A lower bound on the Milky Way mass from general phase-space distribution function models

We model the phase-space distribution of the kinematic tracers using general, smooth distribution functions to derive a conservative lower bound on the total mass within approximate to 150-200 kpc. By approximating the potential as Keplerian, the phase-space distribution can be simplified to that of a smooth distribution of energies and eccentricities. Our approach naturally allows for calculating moments of the distribution function, such as the radial profile of the orbital anisotropy. We systematically construct a family of phase-space functions with the resulting radial velocity dispersion overlapping with the one obtained using data on radial motions of distant kinematic tracers, while making no assumptions about the density of the tracers and the velocity anisotropy parameter beta regarded as a function of the radial variable.
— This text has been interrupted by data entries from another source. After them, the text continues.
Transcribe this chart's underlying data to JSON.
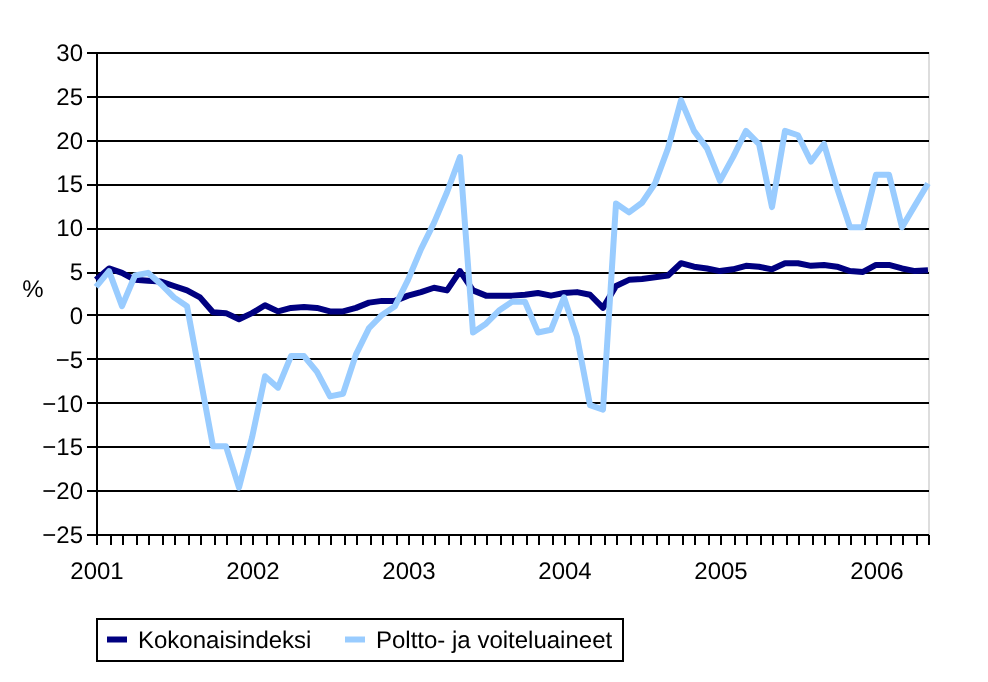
{
  "chart_data": {
    "type": "line",
    "ylabel": "%",
    "categories": [
      "2001",
      null,
      null,
      null,
      null,
      null,
      null,
      null,
      null,
      null,
      null,
      null,
      "2002",
      null,
      null,
      null,
      null,
      null,
      null,
      null,
      null,
      null,
      null,
      null,
      "2003",
      null,
      null,
      null,
      null,
      null,
      null,
      null,
      null,
      null,
      null,
      null,
      "2004",
      null,
      null,
      null,
      null,
      null,
      null,
      null,
      null,
      null,
      null,
      null,
      "2005",
      null,
      null,
      null,
      null,
      null,
      null,
      null,
      null,
      null,
      null,
      null,
      "2006",
      null,
      null,
      null,
      null
    ],
    "series": [
      {
        "name": "Kokonaisindeksi",
        "color": "#000080",
        "values": [
          4,
          5.3,
          4.8,
          4,
          3.9,
          3.8,
          3.3,
          2.8,
          2,
          0.3,
          0.2,
          -0.5,
          0.2,
          1.1,
          0.4,
          0.8,
          0.9,
          0.8,
          0.4,
          0.4,
          0.8,
          1.4,
          1.6,
          1.6,
          2.2,
          2.6,
          3.1,
          2.8,
          5,
          2.8,
          2.2,
          2.2,
          2.2,
          2.3,
          2.5,
          2.2,
          2.5,
          2.6,
          2.3,
          0.8,
          3.3,
          4,
          4.1,
          4.3,
          4.5,
          5.9,
          5.5,
          5.3,
          5,
          5.2,
          5.6,
          5.5,
          5.2,
          5.9,
          5.9,
          5.6,
          5.7,
          5.5,
          5,
          4.9,
          5.7,
          5.7,
          5.3,
          5,
          5.1
        ]
      },
      {
        "name": "Poltto- ja voiteluaineet",
        "color": "#99ccff",
        "values": [
          3.2,
          5,
          1,
          4.5,
          4.8,
          3.5,
          2,
          1,
          -7,
          -15,
          -15,
          -19.7,
          -14,
          -7,
          -8.3,
          -4.7,
          -4.7,
          -6.5,
          -9.3,
          -9,
          -4.5,
          -1.5,
          0,
          1,
          4,
          7.5,
          10.5,
          14,
          18,
          -2,
          -1,
          0.5,
          1.5,
          1.5,
          -2,
          -1.7,
          2,
          -2.5,
          -10.3,
          -10.8,
          12.7,
          11.7,
          12.8,
          15,
          19,
          24.5,
          21,
          19,
          15.3,
          18,
          21,
          19.5,
          12.3,
          21,
          20.5,
          17.5,
          19.5,
          14.5,
          10,
          10,
          16,
          16,
          10,
          12.5,
          15
        ]
      }
    ],
    "ylim": [
      -25,
      30
    ],
    "yticks": [
      -25,
      -20,
      -15,
      -10,
      -5,
      0,
      5,
      10,
      15,
      20,
      25,
      30
    ],
    "grid": "y",
    "legend": "bottom",
    "line_style": "solid",
    "marker": "none"
  }
}
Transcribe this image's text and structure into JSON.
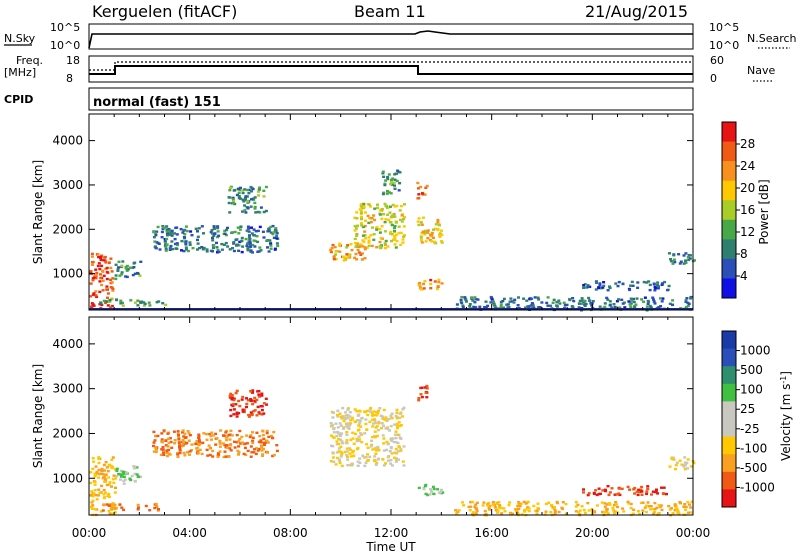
{
  "header": {
    "station": "Kerguelen (fitACF)",
    "beam": "Beam 11",
    "date": "21/Aug/2015"
  },
  "top_strips": {
    "nsky_label": "N.Sky",
    "nsky_ticks": [
      "10^5",
      "10^0"
    ],
    "nsearch_label": "N.Search",
    "nsearch_ticks": [
      "10^5",
      "10^0"
    ],
    "freq_label_1": "Freq.",
    "freq_label_2": "[MHz]",
    "freq_ticks": [
      "18",
      "8"
    ],
    "nave_label": "Nave",
    "nave_ticks": [
      "60",
      "0"
    ],
    "cpid_label": "CPID",
    "program": "normal (fast) 151"
  },
  "colors": {
    "power_scale": [
      "#1010e6",
      "#2a4fb8",
      "#2f7f70",
      "#48a848",
      "#a8cc28",
      "#ffc800",
      "#f89020",
      "#f05a14",
      "#e61414"
    ],
    "velocity_scale": [
      "#e61414",
      "#f05a14",
      "#f8a020",
      "#ffc800",
      "#c8c8c0",
      "#c8c8c0",
      "#40c040",
      "#2e8f6e",
      "#2a4fb8",
      "#1a3aa8"
    ]
  },
  "chart_data": [
    {
      "type": "heatmap",
      "name": "power",
      "x_ticks": [
        "00:00",
        "04:00",
        "08:00",
        "12:00",
        "16:00",
        "20:00",
        "00:00"
      ],
      "xlim_hours": [
        0,
        24
      ],
      "ylabel": "Slant Range [km]",
      "y_ticks": [
        "4000",
        "3000",
        "2000",
        "1000"
      ],
      "ylim_km": [
        180,
        4600
      ],
      "colorbar_label": "Power [dB]",
      "colorbar_ticks": [
        "28",
        "24",
        "20",
        "16",
        "12",
        "8",
        "4"
      ],
      "colorbar_range": [
        0,
        32
      ],
      "echo_regions": [
        {
          "t0": 0.0,
          "t1": 0.9,
          "r0": 200,
          "r1": 1500,
          "level": 28
        },
        {
          "t0": 0.4,
          "t1": 3.0,
          "r0": 300,
          "r1": 450,
          "level": 12
        },
        {
          "t0": 1.0,
          "t1": 2.0,
          "r0": 900,
          "r1": 1300,
          "level": 10
        },
        {
          "t0": 2.5,
          "t1": 7.5,
          "r0": 1500,
          "r1": 2100,
          "level": 8
        },
        {
          "t0": 5.5,
          "t1": 7.0,
          "r0": 2400,
          "r1": 3000,
          "level": 10
        },
        {
          "t0": 9.5,
          "t1": 11.0,
          "r0": 1300,
          "r1": 1700,
          "level": 22
        },
        {
          "t0": 10.5,
          "t1": 12.5,
          "r0": 1600,
          "r1": 2600,
          "level": 18
        },
        {
          "t0": 11.6,
          "t1": 12.3,
          "r0": 2800,
          "r1": 3400,
          "level": 10
        },
        {
          "t0": 13.0,
          "t1": 13.4,
          "r0": 2700,
          "r1": 3100,
          "level": 26
        },
        {
          "t0": 13.0,
          "t1": 14.0,
          "r0": 1700,
          "r1": 2300,
          "level": 20
        },
        {
          "t0": 13.0,
          "t1": 14.0,
          "r0": 650,
          "r1": 900,
          "level": 24
        },
        {
          "t0": 14.5,
          "t1": 24.0,
          "r0": 200,
          "r1": 500,
          "level": 8
        },
        {
          "t0": 19.5,
          "t1": 23.0,
          "r0": 650,
          "r1": 850,
          "level": 6
        },
        {
          "t0": 23.0,
          "t1": 24.0,
          "r0": 1200,
          "r1": 1500,
          "level": 8
        }
      ]
    },
    {
      "type": "heatmap",
      "name": "velocity",
      "x_ticks": [
        "00:00",
        "04:00",
        "08:00",
        "12:00",
        "16:00",
        "20:00",
        "00:00"
      ],
      "xlabel": "Time UT",
      "xlim_hours": [
        0,
        24
      ],
      "ylabel": "Slant Range [km]",
      "y_ticks": [
        "4000",
        "3000",
        "2000",
        "1000"
      ],
      "ylim_km": [
        180,
        4600
      ],
      "colorbar_label": "Velocity [m s^-1]",
      "colorbar_ticks": [
        "1000",
        "500",
        "100",
        "25",
        "-25",
        "-100",
        "-500",
        "-1000"
      ],
      "echo_regions": [
        {
          "t0": 0.0,
          "t1": 1.0,
          "r0": 200,
          "r1": 1500,
          "level": -25
        },
        {
          "t0": 0.5,
          "t1": 3.0,
          "r0": 300,
          "r1": 450,
          "level": -100
        },
        {
          "t0": 1.0,
          "t1": 2.0,
          "r0": 900,
          "r1": 1300,
          "level": 100
        },
        {
          "t0": 2.5,
          "t1": 7.5,
          "r0": 1500,
          "r1": 2100,
          "level": -100
        },
        {
          "t0": 5.5,
          "t1": 7.0,
          "r0": 2400,
          "r1": 3000,
          "level": -500
        },
        {
          "t0": 9.5,
          "t1": 12.5,
          "r0": 1300,
          "r1": 2600,
          "level": 0
        },
        {
          "t0": 13.0,
          "t1": 13.4,
          "r0": 2700,
          "r1": 3100,
          "level": -500
        },
        {
          "t0": 13.0,
          "t1": 14.0,
          "r0": 650,
          "r1": 900,
          "level": 100
        },
        {
          "t0": 14.5,
          "t1": 24.0,
          "r0": 200,
          "r1": 500,
          "level": -25
        },
        {
          "t0": 19.5,
          "t1": 23.0,
          "r0": 650,
          "r1": 850,
          "level": -500
        },
        {
          "t0": 23.0,
          "t1": 24.0,
          "r0": 1200,
          "r1": 1500,
          "level": 0
        }
      ]
    }
  ]
}
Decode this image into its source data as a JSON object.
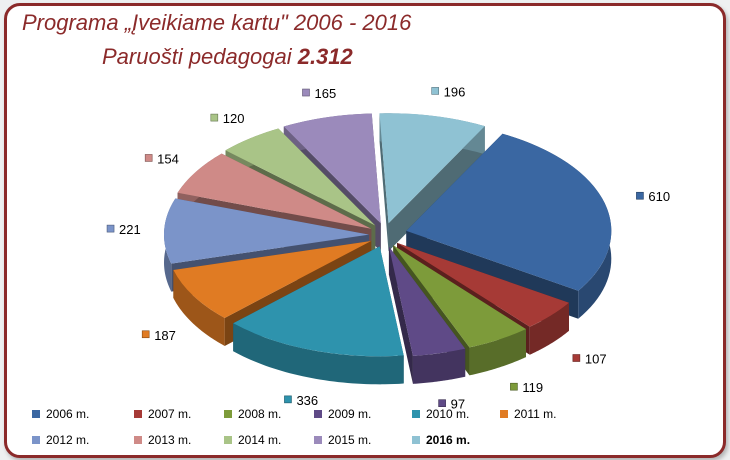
{
  "title": {
    "line1": "Programa „Įveikiame kartu\" 2006 - 2016",
    "line2_prefix": "Paruošti pedagogai ",
    "line2_total": "2.312"
  },
  "chart_data": {
    "type": "pie",
    "title": "Programa „Įveikiame kartu\" 2006 - 2016",
    "subtitle": "Paruošti pedagogai 2.312",
    "legend_position": "bottom",
    "categories": [
      "2006 m.",
      "2007 m.",
      "2008 m.",
      "2009 m.",
      "2010 m.",
      "2011 m.",
      "2012 m.",
      "2013 m.",
      "2014 m.",
      "2015 m.",
      "2016 m."
    ],
    "values": [
      610,
      107,
      119,
      97,
      336,
      187,
      221,
      154,
      120,
      165,
      196
    ],
    "data_labels": [
      "610",
      "107",
      "119",
      "97",
      "336",
      "187",
      "221",
      "154",
      "120",
      "165",
      "196"
    ],
    "colors": [
      "#3a67a2",
      "#a63a36",
      "#7d9b3a",
      "#5f4a87",
      "#2e93ad",
      "#e07b23",
      "#7b94c9",
      "#cf8a87",
      "#a9c487",
      "#9b8abb",
      "#8fc2d3"
    ],
    "legend_bold_index": 10
  }
}
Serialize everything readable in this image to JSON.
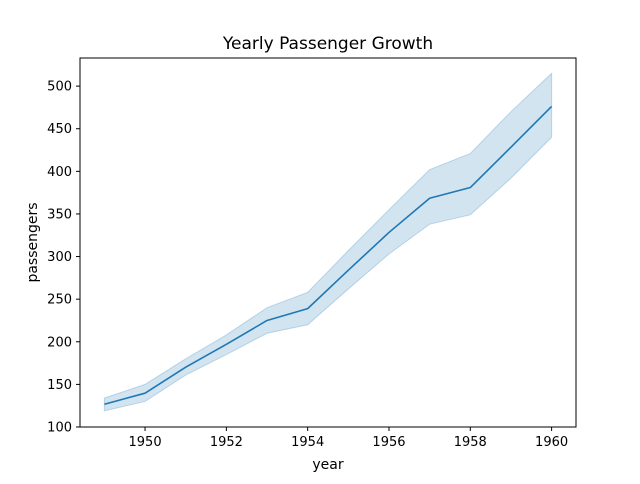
{
  "chart_data": {
    "type": "line",
    "title": "Yearly Passenger Growth",
    "xlabel": "year",
    "ylabel": "passengers",
    "xlim": [
      1948.4,
      1960.6
    ],
    "ylim": [
      100,
      533
    ],
    "xticks": [
      1950,
      1952,
      1954,
      1956,
      1958,
      1960
    ],
    "yticks": [
      100,
      150,
      200,
      250,
      300,
      350,
      400,
      450,
      500
    ],
    "grid": false,
    "legend": "none",
    "x": [
      1949,
      1950,
      1951,
      1952,
      1953,
      1954,
      1955,
      1956,
      1957,
      1958,
      1959,
      1960
    ],
    "series": [
      {
        "name": "passengers",
        "color": "#1f77b4",
        "band_color": "#1f77b4",
        "values": [
          126.7,
          139.7,
          170.2,
          197.0,
          225.0,
          238.9,
          284.0,
          328.3,
          368.4,
          381.0,
          428.3,
          476.2
        ],
        "ci_low": [
          119,
          130,
          161,
          185,
          210,
          220,
          262,
          303,
          338,
          349,
          392,
          440
        ],
        "ci_high": [
          134,
          150,
          180,
          208,
          240,
          258,
          307,
          355,
          402,
          421,
          470,
          515
        ]
      }
    ]
  }
}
While there is no apparent upper bound for the May Way mass, at least as long as only the radial motions are concerned, we find a sharp lower bound for the mass that is small. In particular, a mass value of 2.4 x 10(11) M-circle dot, obtained in the past for lower and intermediate radii, is still consistent with the dispersion profile at larger radii. Compared with much greater mass values in the literature, this result shows that determining the Milky Way mass is strongly model-dependent. We expect a similar reduction of mass estimates in models assuming more realistic mass profiles.